Broom, broom! Setelah keadaan tenang sejenak hingga hanya terdengar suara kendaraan yang lewat, cerita berikutnya berlanjut. Kali ini giliran Julian.
“Tidak seperti kalian yang punya masalah besar, sepertinya masalahku hanyalah masalah kecil.”
Julian mengawali ceritanya dengan kalimat itu karena menurutnya masalah yang sedang dihadapinya saat ini adalah masalah persetujuan dari kedua orang tuanya. Julian adalah pemain basket yang handal. Pak Rendra sering kali memuji permainan dari Julian. Lalu Agus dan Mei, semenjak keduanya sering melihat latihan tim basket, Agus dan Mei tahu alasan Pak Rendra sering sekali memuji Julian terutama di depan Agus: Julian memang berbakat dan bakat itu didukung dengan kondisi fisiknya.

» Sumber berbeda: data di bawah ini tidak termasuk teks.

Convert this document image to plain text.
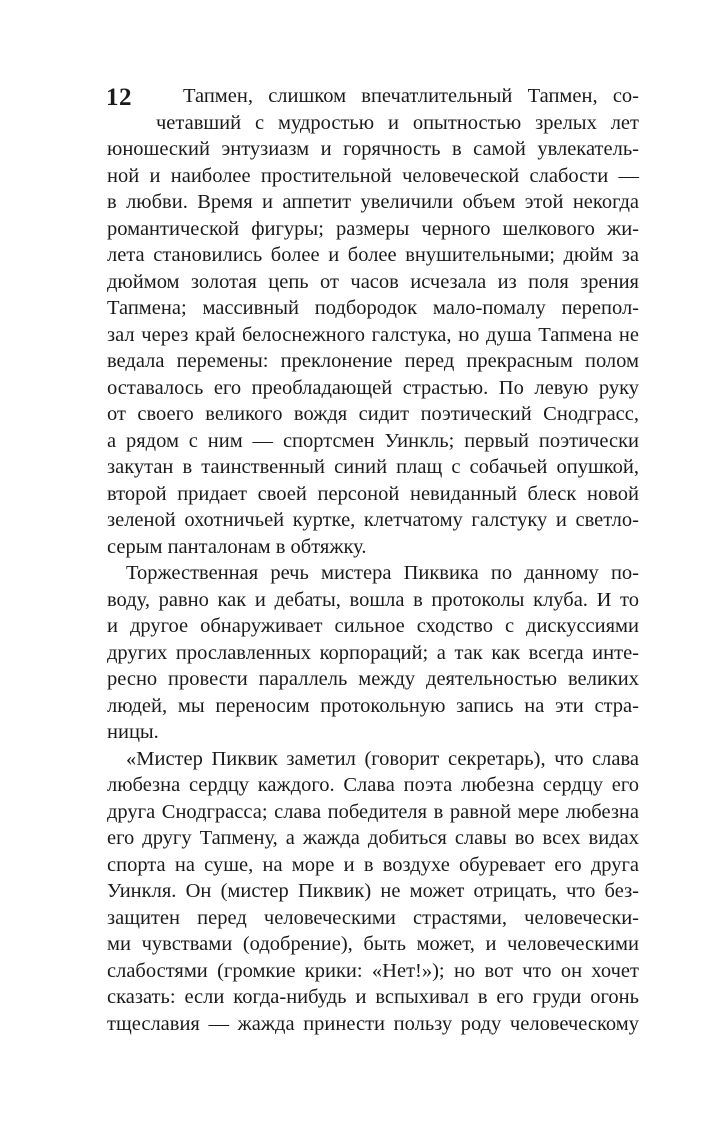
12	Тапмен, слишком впечатлительный Тапмен, со-
четавший с мудростью и опытностью зрелых лет
юношеский энтузиазм и горячность в самой увлекатель-
ной и наиболее простительной человеческой слабости —
в любви. Время и аппетит увеличили объем этой некогда
романтической фигуры; размеры черного шелкового жи-
лета становились более и более внушительными; дюйм за
дюймом золотая цепь от часов исчезала из поля зрения
Тапмена; массивный подбородок мало-помалу перепол-
зал через край белоснежного галстука, но душа Тапмена не
ведала перемены: преклонение перед прекрасным полом
оставалось его преобладающей страстью. По левую руку
от своего великого вождя сидит поэтический Снодграсс,
а рядом с ним — спортсмен Уинкль; первый поэтически
закутан в таинственный синий плащ с собачьей опушкой,
второй придает своей персоной невиданный блеск новой
зеленой охотничьей куртке, клетчатому галстуку и светло-
серым панталонам в обтяжку.
Торжественная речь мистера Пиквика по данному по-
воду, равно как и дебаты, вошла в протоколы клуба. И то
и другое обнаруживает сильное сходство с дискуссиями
других прославленных корпораций; а так как всегда инте-
ресно провести параллель между деятельностью великих
людей, мы переносим протокольную запись на эти стра-
ницы.
«Мистер Пиквик заметил (говорит секретарь), что слава
любезна сердцу каждого. Слава поэта любезна сердцу его
друга Снодграсса; слава победителя в равной мере любезна
его другу Тапмену, а жажда добиться славы во всех видах
спорта на суше, на море и в воздухе обуревает его друга
Уинкля. Он (мистер Пиквик) не может отрицать, что без-
защитен перед человеческими страстями, человечески-
ми чувствами (одобрение), быть может, и человеческими
слабостями (громкие крики: «Нет!»); но вот что он хочет
сказать: если когда-нибудь и вспыхивал в его груди огонь
тщеславия — жажда принести пользу роду человеческому
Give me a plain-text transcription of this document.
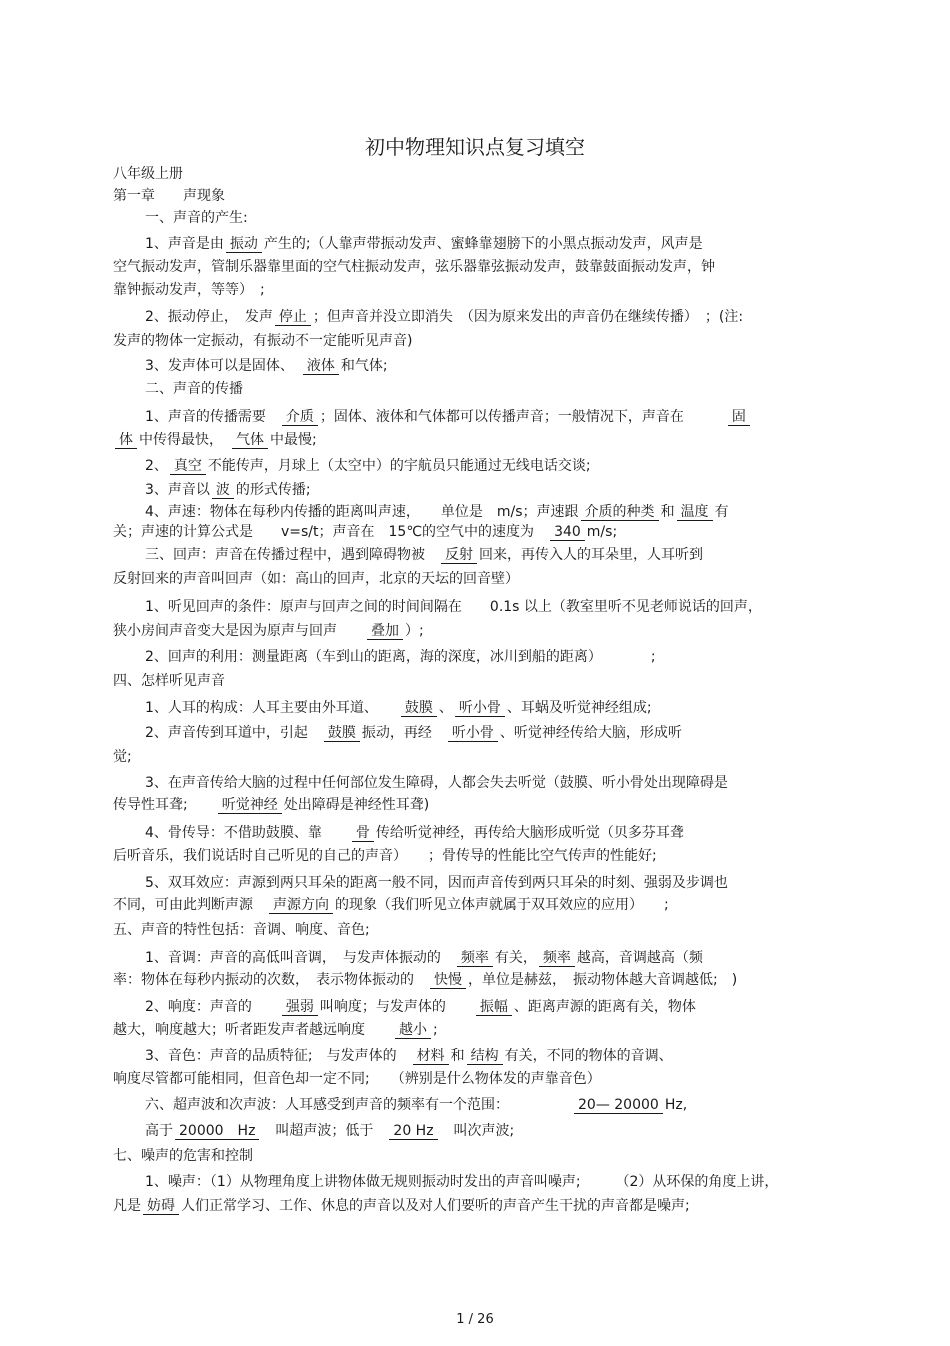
初中物理知识点复习填空
八年级上册
第一章　　声现象
一、声音的产生:
1、声音是由 振动 产生的;（人靠声带振动发声、蜜蜂靠翅膀下的小黑点振动发声，风声是
空气振动发声，管制乐器靠里面的空气柱振动发声，弦乐器靠弦振动发声，鼓靠鼓面振动发声，钟
靠钟振动发声，等等）　;
2、振动停止，　发声 停止 ；但声音并没立即消失　（因为原来发出的声音仍在继续传播）　；(注:
发声的物体一定振动，有振动不一定能听见声音)
3、发声体可以是固体、　液体 和气体;
二、声音的传播
1、声音的传播需要　介质 ；固体、液体和气体都可以传播声音；一般情况下，声音在　　　固
体 中传得最快，　气体 中最慢;
2、 真空 不能传声，月球上（太空中）的宇航员只能通过无线电话交谈;
3、声音以 波 的形式传播;
4、声速：物体在每秒内传播的距离叫声速，　　单位是　m/s；声速跟 介质的种类 和 温度 有
关；声速的计算公式是　　v=s/t；声音在　15℃的空气中的速度为　340 m/s;
三、回声：声音在传播过程中，遇到障碍物被　反射 回来，再传入人的耳朵里，人耳听到
反射回来的声音叫回声（如：高山的回声，北京的天坛的回音壁）
1、听见回声的条件：原声与回声之间的时间间隔在　　0.1s 以上（教室里听不见老师说话的回声，
狭小房间声音变大是因为原声与回声　　叠加 ）;
2、回声的利用：测量距离（车到山的距离，海的深度，冰川到船的距离）　　　　;
四、怎样听见声音
1、人耳的构成：人耳主要由外耳道、　　鼓膜 、 听小骨 、耳蜗及听觉神经组成;
2、声音传到耳道中，引起　鼓膜 振动，再经　听小骨 、听觉神经传给大脑，形成听
觉;
3、在声音传给大脑的过程中任何部位发生障碍，人都会失去听觉（鼓膜、听小骨处出现障碍是
传导性耳聋;　　听觉神经 处出障碍是神经性耳聋)
4、骨传导：不借助鼓膜、靠　　骨 传给听觉神经，再传给大脑形成听觉（贝多芬耳聋
后听音乐，我们说话时自己听见的自己的声音）　　；骨传导的性能比空气传声的性能好;
5、双耳效应：声源到两只耳朵的距离一般不同，因而声音传到两只耳朵的时刻、强弱及步调也
不同，可由此判断声源　声源方向 的现象（我们听见立体声就属于双耳效应的应用）　　;
五、声音的特性包括：音调、响度、音色;
1、音调：声音的高低叫音调，　与发声体振动的　频率 有关， 频率 越高，音调越高（频
率：物体在每秒内振动的次数，　表示物体振动的　快慢 ，单位是赫兹，　振动物体越大音调越低;　)
2、响度：声音的　　强弱 叫响度；与发声体的　　振幅 、距离声源的距离有关，物体
越大，响度越大；听者距发声者越远响度　　越小 ;
3、音色：声音的品质特征;　与发声体的　材料 和 结构 有关，不同的物体的音调、
响度尽管都可能相同，但音色却一定不同;　　（辨别是什么物体发的声靠音色）
六、超声波和次声波：人耳感受到声音的频率有一个范围：　　　　　20— 20000 Hz,
高于 20000　Hz　叫超声波；低于　20 Hz　叫次声波;
七、噪声的危害和控制
1、噪声：（1）从物理角度上讲物体做无规则振动时发出的声音叫噪声;　　　（2）从环保的角度上讲，
凡是 妨碍 人们正常学习、工作、休息的声音以及对人们要听的声音产生干扰的声音都是噪声;
1 / 26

Tapi nyatanya Ayah Julian tidak terlalu setuju dengan pilihan Julian yang lebih banyak fokus untuk bermain basket. Ayah Julian menekankan belajar jauh lebih penting dari pada menjadi atlet basket. Di mata Ayah Julian, menjadi atlet itu memiliki masa yang cukup singkat dan tidak bisa dijadikan pekerjaan tetap nantinya terutama sebagai seorang pria yang kelak harus menajdi kepala keluarga dan memberi nafkah kepada keluarganya.
“Begitulah masalahku.” Julian mengakhiri ceritanya. “Karena itu ... aku selalu minta bantuan Mei untuk belajar dan selalu meminjam catatannya. Kalau saja nilaiku terus memburuk, Ayahku mungkin akan membuatku berhenti main basket lagi bahkan nggak akan pernah mengizinkanku untuk menyentuh bola basket lagi.”
Agus melirik tajam ke arah Julian. “Kamu pasti sangat senang sekali saat tahu Mei adalah anak dengan nilau tes terbaik dan berada di kelas yang sama dengan Mei, kan??”
“Ya rasanya aku seperti bertemu dewi keberuntungan saat tahu aku satu kelas dengan Mei-anak dengan nilai tes terbaik. Aku lebih senang lagi saat tahu Mei bukan orang yang pelit seperti kebanyakan anak pintar lain yang pernah aku temui.” Julian menjawab dengan jujur.
Agus menganggukkan kepalanya setuju. “Aku juga setuju soal itu. Kadang-kadang anak paling pintar di kelas itu pelit. Mereka nggak mau minjemin catatan mereka dan ngajarin kita kalau kita nggak ngerti. Tapi Mei beda. Mei baik hati sekali!”
Mei tersipu malu mendengar pujian dari Agus dan Julian. “Ka-kalian sedikit berlebihan.”
“Lihat!! Mei bicara gugup lagi!!” Junita bicara dengan nada sedikit ketusnya. “Kalian membuat Mei merasa malu, tahu!!”
“Ha ha ha!” Agus tertawa kecil sembari meletakkan tangannya di atas kepala Mei lagi. “Jangan malu, Mei! Itu pujian dari hati kami yang terdalam.”